Like water in Ireland, it seems pensions are a human right in the sunny Aegean.
Luckily, we have lots of ways of relieving stress. Long walks are an option. At least by helping you save on petrol.
Listening to music is another. As long as it's not Chris Brown. (You thought I was going to say Glen Hansard, didn't you?) A good laugh is a sure-fire way of relieving stress. And RTE's summer schedule is playing its part in that regard. Laughable.
Mindfulness, the latest buzz word, is the big stress buster, but try telling that to a dog.
Like the Greeks, the poor unfortunate pet world is being driven demented by the people who hold the purse strings. Owners, as they're called.
We pride ourselves on being a civilised country, yet animal sanctuaries all over Ireland are overflowing with neglected or abused domestic pets and farm animals.
The cruelty isn't confined to those unwanted starving ponies that were dumped out along with the second and third family car when the recession hit. Or any of the actionable cases of appalling maltreatment that make the headlines.
The increasing number of animals with behavioural problems turning up in the clinics of veterinary surgeons is proof that lame-brained dog lovers are killing their animals out of stupidity.
A few examples from the Dr Carr's Go Figure School of Medicine illustrate how too many owners are as daft as a brush. By definition, pets are social animals, but selfish owners leave their pets alone all day while they're off working and partying.
Dogs need to be walked every day, yet thousands of dog aren't even taken for a walk once a week by airheads who don't know how to look after a pet. Unfortunate animals can't help it if they're being treated merely as a status symbol.
More of them are being dressed up in stupid clothes to satisfy an inane fashion accessory fetish and being walked on hot days without even a drink of water.

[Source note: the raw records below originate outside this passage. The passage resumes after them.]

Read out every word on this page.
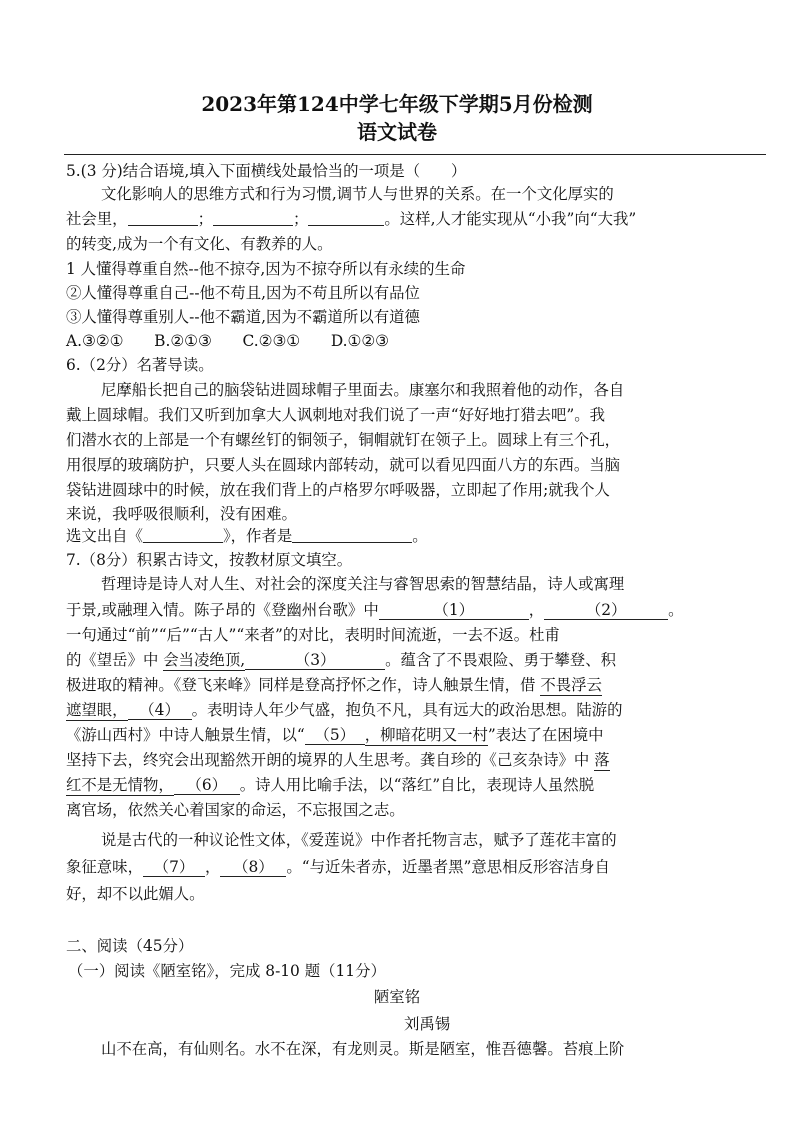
2023年第124中学七年级下学期5月份检测
语文试卷
5.(3 分)结合语境,填入下面横线处最恰当的一项是（　　）
文化影响人的思维方式和行为习惯,调节人与世界的关系。在一个文化厚实的
社会里，	；	；	。这样,人才能实现从“小我”向“大我”
的转变,成为一个有文化、有教养的人。
1 人懂得尊重自然--他不掠夺,因为不掠夺所以有永续的生命
②人懂得尊重自己--他不苟且,因为不苟且所以有品位
③人懂得尊重别人--他不霸道,因为不霸道所以有道德
A.③②①　　B.②①③　　C.②③①　　D.①②③
6.（2分）名著导读。
尼摩船长把自己的脑袋钻进圆球帽子里面去。康塞尔和我照着他的动作，各自
戴上圆球帽。我们又听到加拿大人讽刺地对我们说了一声“好好地打猎去吧”。我
们潜水衣的上部是一个有螺丝钉的铜领子，铜帽就钉在领子上。圆球上有三个孔，
用很厚的玻璃防护，只要人头在圆球内部转动，就可以看见四面八方的东西。当脑
袋钻进圆球中的时候，放在我们背上的卢格罗尔呼吸器，立即起了作用;就我个人
来说，我呼吸很顺利，没有困难。
选文出自《	》，作者是	。
7.（8分）积累古诗文，按教材原文填空。
哲理诗是诗人对人生、对社会的深度关注与睿智思索的智慧结晶，诗人或寓理
于景,或融理入情。陈子昂的《登幽州台歌》中	（1）	，	（2）	。
一句通过“前”“后”“古人”“来者”的对比，表明时间流逝，一去不返。杜甫
的《望岳》中 会当凌绝顶,	（3）	。蕴含了不畏艰险、勇于攀登、积
极进取的精神。《登飞来峰》同样是登高抒怀之作，诗人触景生情，借 不畏浮云
遮望眼， （4） 。表明诗人年少气盛，抱负不凡，具有远大的政治思想。陆游的
《游山西村》中诗人触景生情，以“ （5） ，柳暗花明又一村”表达了在困境中
坚持下去，终究会出现豁然开朗的境界的人生思考。龚自珍的《己亥杂诗》中 落
红不是无情物， （6） 。诗人用比喻手法，以“落红”自比，表现诗人虽然脱
离官场，依然关心着国家的命运，不忘报国之志。
说是古代的一种议论性文体，《爱莲说》中作者托物言志，赋予了莲花丰富的
象征意味， （7） ， （8） 。“与近朱者赤，近墨者黑”意思相反形容洁身自
好，却不以此媚人。
二、阅读（45分）
（一）阅读《陋室铭》，完成 8-10 题（11分）
陋室铭
刘禹锡
山不在高，有仙则名。水不在深，有龙则灵。斯是陋室，惟吾德馨。苔痕上阶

As a result, although living in relative comfort, many faithful dogs are enduring miserable lives.
Among the problems being treated by vets are anxiety, anorexia, sleeplessness and aggressive behaviour.
Instead of happily wagging their tails, many dogs are severely depressed and are being prescribed even more Prozac than their dimwitted owners. Canine compulsive disorder is now a scourge of the animal kingdom. And it's inflicted by humans intent on proving they haven't a titter of wit.

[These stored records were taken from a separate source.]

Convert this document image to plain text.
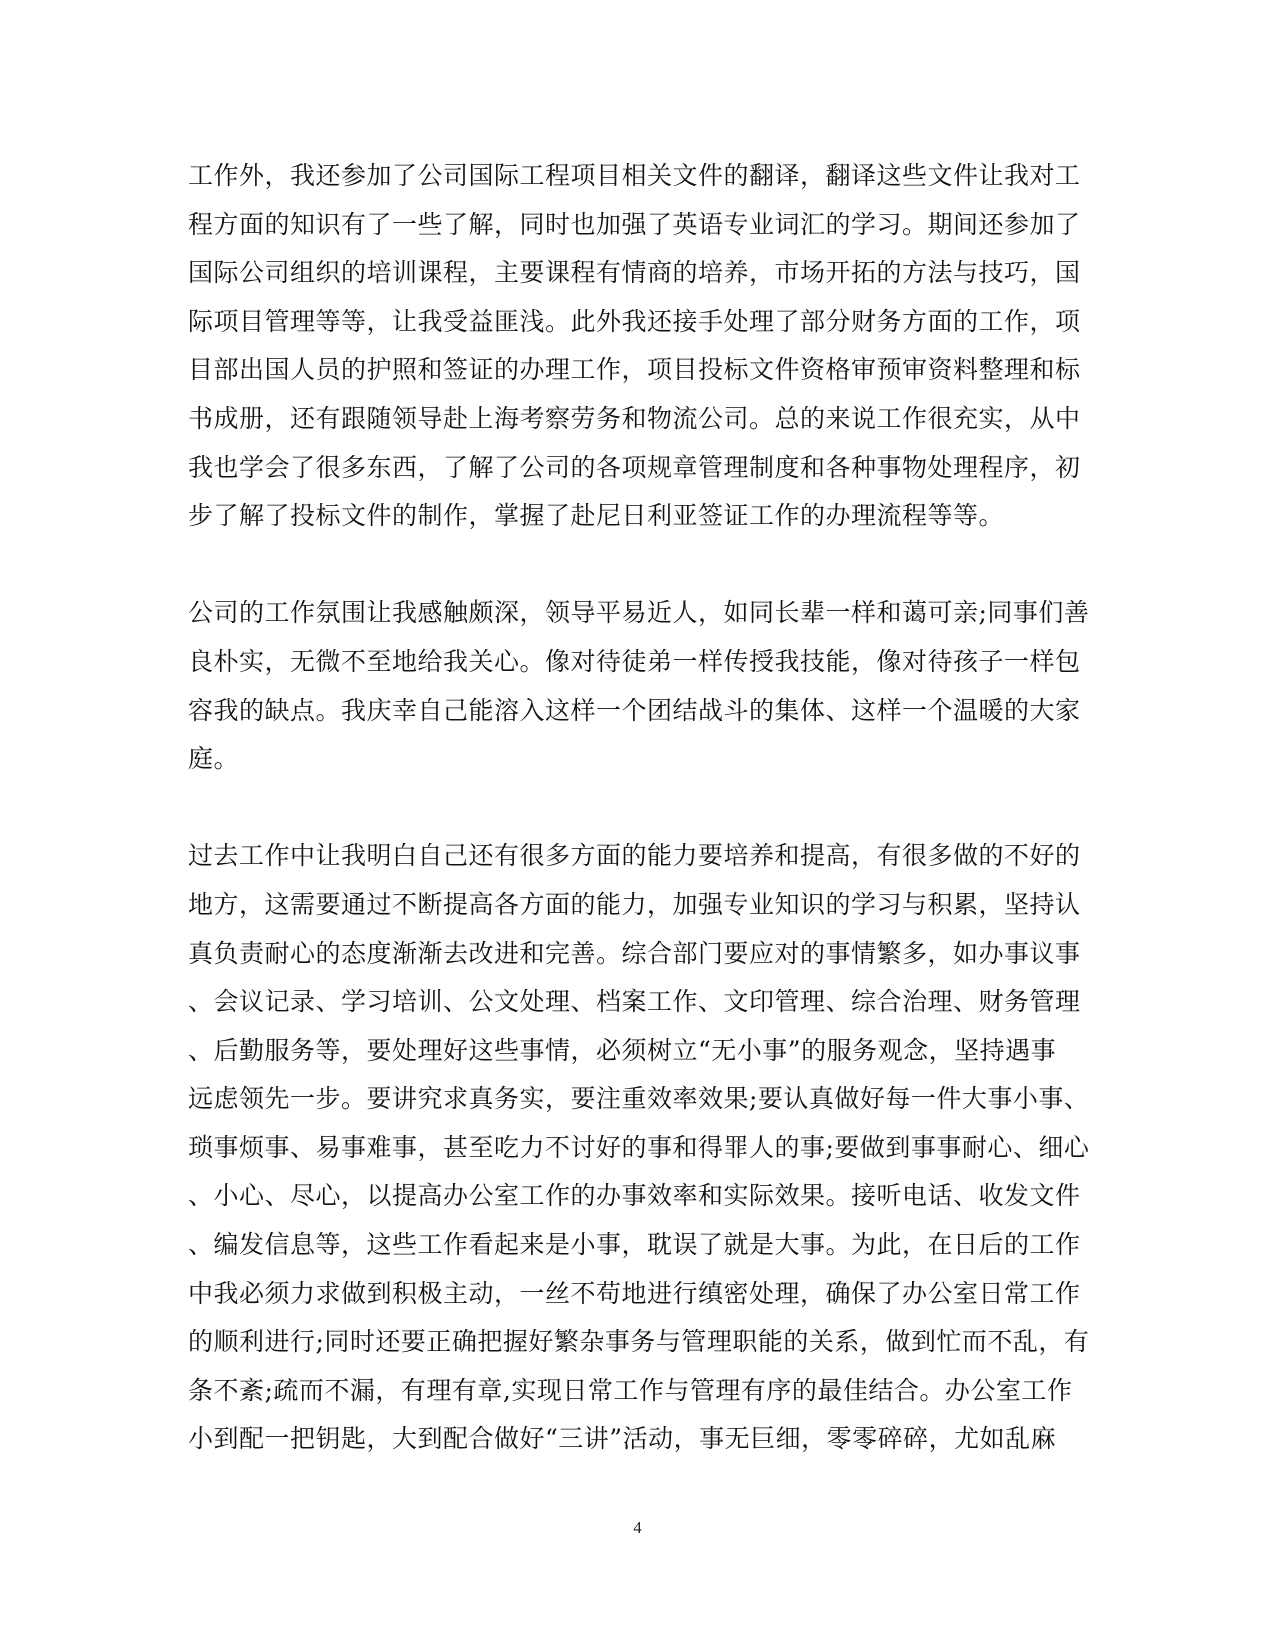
工作外，我还参加了公司国际工程项目相关文件的翻译，翻译这些文件让我对工
程方面的知识有了一些了解，同时也加强了英语专业词汇的学习。期间还参加了
国际公司组织的培训课程，主要课程有情商的培养，市场开拓的方法与技巧，国
际项目管理等等，让我受益匪浅。此外我还接手处理了部分财务方面的工作，项
目部出国人员的护照和签证的办理工作，项目投标文件资格审预审资料整理和标
书成册，还有跟随领导赴上海考察劳务和物流公司。总的来说工作很充实，从中
我也学会了很多东西，了解了公司的各项规章管理制度和各种事物处理程序，初
步了解了投标文件的制作，掌握了赴尼日利亚签证工作的办理流程等等。
公司的工作氛围让我感触颇深，领导平易近人，如同长辈一样和蔼可亲;同事们善
良朴实，无微不至地给我关心。像对待徒弟一样传授我技能，像对待孩子一样包
容我的缺点。我庆幸自己能溶入这样一个团结战斗的集体、这样一个温暖的大家
庭。
过去工作中让我明白自己还有很多方面的能力要培养和提高，有很多做的不好的
地方，这需要通过不断提高各方面的能力，加强专业知识的学习与积累，坚持认
真负责耐心的态度渐渐去改进和完善。综合部门要应对的事情繁多，如办事议事
、会议记录、学习培训、公文处理、档案工作、文印管理、综合治理、财务管理
、后勤服务等，要处理好这些事情，必须树立“无小事”的服务观念，坚持遇事
远虑领先一步。要讲究求真务实，要注重效率效果;要认真做好每一件大事小事、
琐事烦事、易事难事，甚至吃力不讨好的事和得罪人的事;要做到事事耐心、细心
、小心、尽心，以提高办公室工作的办事效率和实际效果。接听电话、收发文件
、编发信息等，这些工作看起来是小事，耽误了就是大事。为此，在日后的工作
中我必须力求做到积极主动，一丝不苟地进行缜密处理，确保了办公室日常工作
的顺利进行;同时还要正确把握好繁杂事务与管理职能的关系，做到忙而不乱，有
条不紊;疏而不漏，有理有章,实现日常工作与管理有序的最佳结合。办公室工作
小到配一把钥匙，大到配合做好“三讲”活动，事无巨细，零零碎碎，尤如乱麻
4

At least the misfortunate pets don't know the terrifying fate that awaits their counterparts in China.
Ricky Gervais has been tweeting support for those protesting against the disgusting Yulin Dog Meat Festival where thousands of dogs and cats, many of them stolen pets, will be beaten to death or boiled alive in a wacko oriental festival of torture and slaughterhouse chic.

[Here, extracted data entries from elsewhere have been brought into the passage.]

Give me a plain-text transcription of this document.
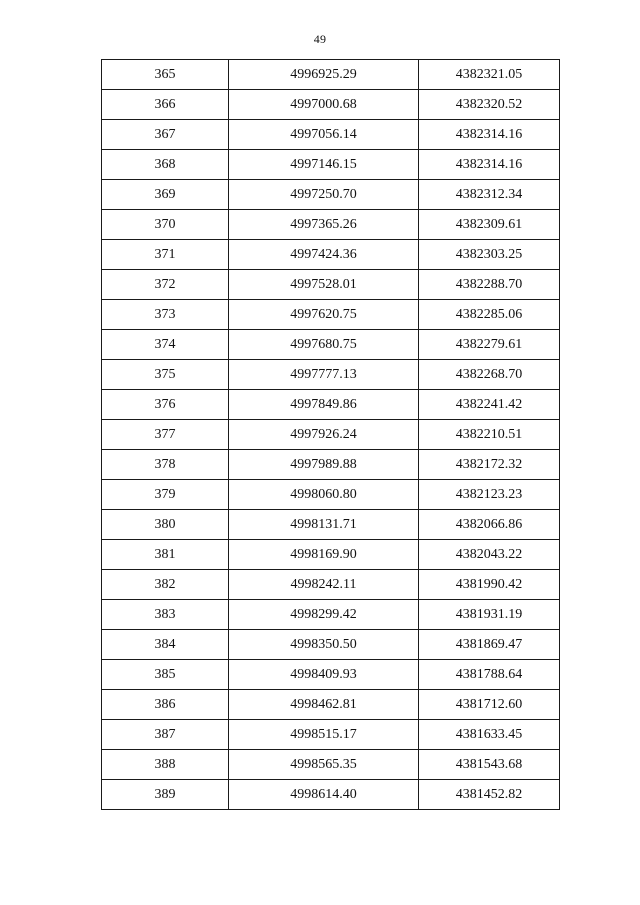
49
365	4996925.29	4382321.05
366	4997000.68	4382320.52
367	4997056.14	4382314.16
368	4997146.15	4382314.16
369	4997250.70	4382312.34
370	4997365.26	4382309.61
371	4997424.36	4382303.25
372	4997528.01	4382288.70
373	4997620.75	4382285.06
374	4997680.75	4382279.61
375	4997777.13	4382268.70
376	4997849.86	4382241.42
377	4997926.24	4382210.51
378	4997989.88	4382172.32
379	4998060.80	4382123.23
380	4998131.71	4382066.86
381	4998169.90	4382043.22
382	4998242.11	4381990.42
383	4998299.42	4381931.19
384	4998350.50	4381869.47
385	4998409.93	4381788.64
386	4998462.81	4381712.60
387	4998515.17	4381633.45
388	4998565.35	4381543.68
389	4998614.40	4381452.82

It's enough to put you off your burger. Even if you lived in Swords.
Citizens of the Fingal capital have been celebrating this week. Having recovered from the stigma of being branded Ireland's worst litter blackspot over a decade ago, in 2012 Swords was voted the third-best town in Ireland to live in.
Now comes the heady news that the town has been officially recognised as the Fast Food Capital of Ireland.
Swords, boasting more fast food outlets per head of population than even Limerick or Cork, knocked fast food friendly rivals Navan and Bray out of the park.
I'm still waiting to hear if the local chamber is planning an annual Fast Food Festival to capitalise on this exciting victory. When they do, I'll be there. As long as there's no dog meat on the menu.